Overview
Option trading is a type of investment that is
very popular, and it is done both in the stock exchange and by private
agreement. When you trade options, you make an agreement with someone
that you will buy a particular number of shares of a stock that they are
selling on a specific date for a certain price. You pay them an option
premium, which is an amount of money that gives you the right to buy
those shares at that time, at the particular price.
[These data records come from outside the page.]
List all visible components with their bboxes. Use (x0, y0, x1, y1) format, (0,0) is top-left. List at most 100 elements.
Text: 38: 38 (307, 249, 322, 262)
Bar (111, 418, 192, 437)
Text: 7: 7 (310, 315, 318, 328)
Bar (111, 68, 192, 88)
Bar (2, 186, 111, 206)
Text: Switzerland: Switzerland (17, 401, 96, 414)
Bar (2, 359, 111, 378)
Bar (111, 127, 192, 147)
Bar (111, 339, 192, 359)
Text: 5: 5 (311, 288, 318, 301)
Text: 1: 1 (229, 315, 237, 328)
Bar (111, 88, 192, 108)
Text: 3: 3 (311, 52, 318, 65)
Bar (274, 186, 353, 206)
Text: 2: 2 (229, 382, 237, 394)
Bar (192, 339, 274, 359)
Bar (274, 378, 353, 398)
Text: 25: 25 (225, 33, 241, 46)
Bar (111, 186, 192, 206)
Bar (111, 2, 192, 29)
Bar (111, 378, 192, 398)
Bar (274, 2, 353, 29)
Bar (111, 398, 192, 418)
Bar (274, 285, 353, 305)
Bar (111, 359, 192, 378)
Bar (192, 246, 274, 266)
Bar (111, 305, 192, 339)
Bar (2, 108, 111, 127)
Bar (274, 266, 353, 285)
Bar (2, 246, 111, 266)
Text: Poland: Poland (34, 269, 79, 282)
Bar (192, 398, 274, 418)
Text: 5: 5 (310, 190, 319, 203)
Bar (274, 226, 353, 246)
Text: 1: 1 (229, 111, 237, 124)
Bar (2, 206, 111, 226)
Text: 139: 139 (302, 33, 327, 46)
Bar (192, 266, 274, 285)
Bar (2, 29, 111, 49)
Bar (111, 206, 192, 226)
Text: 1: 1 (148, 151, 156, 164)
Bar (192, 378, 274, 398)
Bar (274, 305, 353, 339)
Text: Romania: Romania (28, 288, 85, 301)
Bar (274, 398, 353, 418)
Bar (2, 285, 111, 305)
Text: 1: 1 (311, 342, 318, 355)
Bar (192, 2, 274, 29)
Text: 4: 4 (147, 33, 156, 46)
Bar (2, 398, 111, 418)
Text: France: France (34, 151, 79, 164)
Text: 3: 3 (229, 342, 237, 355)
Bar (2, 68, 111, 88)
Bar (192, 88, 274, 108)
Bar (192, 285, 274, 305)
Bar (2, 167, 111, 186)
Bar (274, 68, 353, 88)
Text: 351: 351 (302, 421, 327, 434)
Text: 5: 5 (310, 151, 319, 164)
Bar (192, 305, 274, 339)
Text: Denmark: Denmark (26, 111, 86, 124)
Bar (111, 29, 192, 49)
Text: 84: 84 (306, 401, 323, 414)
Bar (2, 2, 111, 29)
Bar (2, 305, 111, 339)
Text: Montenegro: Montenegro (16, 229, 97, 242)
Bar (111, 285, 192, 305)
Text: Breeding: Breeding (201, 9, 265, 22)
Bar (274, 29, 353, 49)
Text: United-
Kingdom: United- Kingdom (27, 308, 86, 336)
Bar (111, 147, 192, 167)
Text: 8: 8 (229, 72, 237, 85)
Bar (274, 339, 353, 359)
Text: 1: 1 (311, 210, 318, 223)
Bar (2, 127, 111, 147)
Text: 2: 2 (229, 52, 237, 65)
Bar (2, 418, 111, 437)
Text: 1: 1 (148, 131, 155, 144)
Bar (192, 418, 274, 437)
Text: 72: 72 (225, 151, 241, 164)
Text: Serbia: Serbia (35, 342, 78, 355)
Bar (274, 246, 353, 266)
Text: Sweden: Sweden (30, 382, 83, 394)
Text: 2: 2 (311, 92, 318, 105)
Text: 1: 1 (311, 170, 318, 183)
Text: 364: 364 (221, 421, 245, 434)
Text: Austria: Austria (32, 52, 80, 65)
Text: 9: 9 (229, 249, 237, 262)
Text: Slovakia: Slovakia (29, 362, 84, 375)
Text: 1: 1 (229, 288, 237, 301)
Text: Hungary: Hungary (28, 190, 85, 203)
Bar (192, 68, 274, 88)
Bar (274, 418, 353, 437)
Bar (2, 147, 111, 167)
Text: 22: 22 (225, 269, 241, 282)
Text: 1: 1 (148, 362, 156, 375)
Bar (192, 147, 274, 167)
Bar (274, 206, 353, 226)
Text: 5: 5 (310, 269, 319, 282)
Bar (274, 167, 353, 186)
Option trading is much like commodity futures trading, except that
when you trade futures you are obliged to make the purchase based on the
contract you agreed upon and make a down payment. With option trading,
you can make the purchase or even let the option expire, depending on
which one will earn you more profit.How It Works
Most options trading are done through a public exchange, where you don't know who the seller is. When you trade options, you pay an option premium for the right to purchase a set number of shares from a seller for a particular amount of money per share. When that date comes, if the shares of that stock are selling for higher than you agreed upon, you would make the purchase. You can then immediately resell those shares at the current market price, making an instant profit.If the shares of that stock are selling lower than you agreed to pay for them, you could decide not to make the purchase and you therefore let the option expire. If you were to buy the shares, you would be paying much more than the current market price. You can instead buy the shares cheaper in the open market. When you let the option expire, your only loss is the amount of the option premium you paid to hold those shares for you and that becomes the seller's profit in that trade.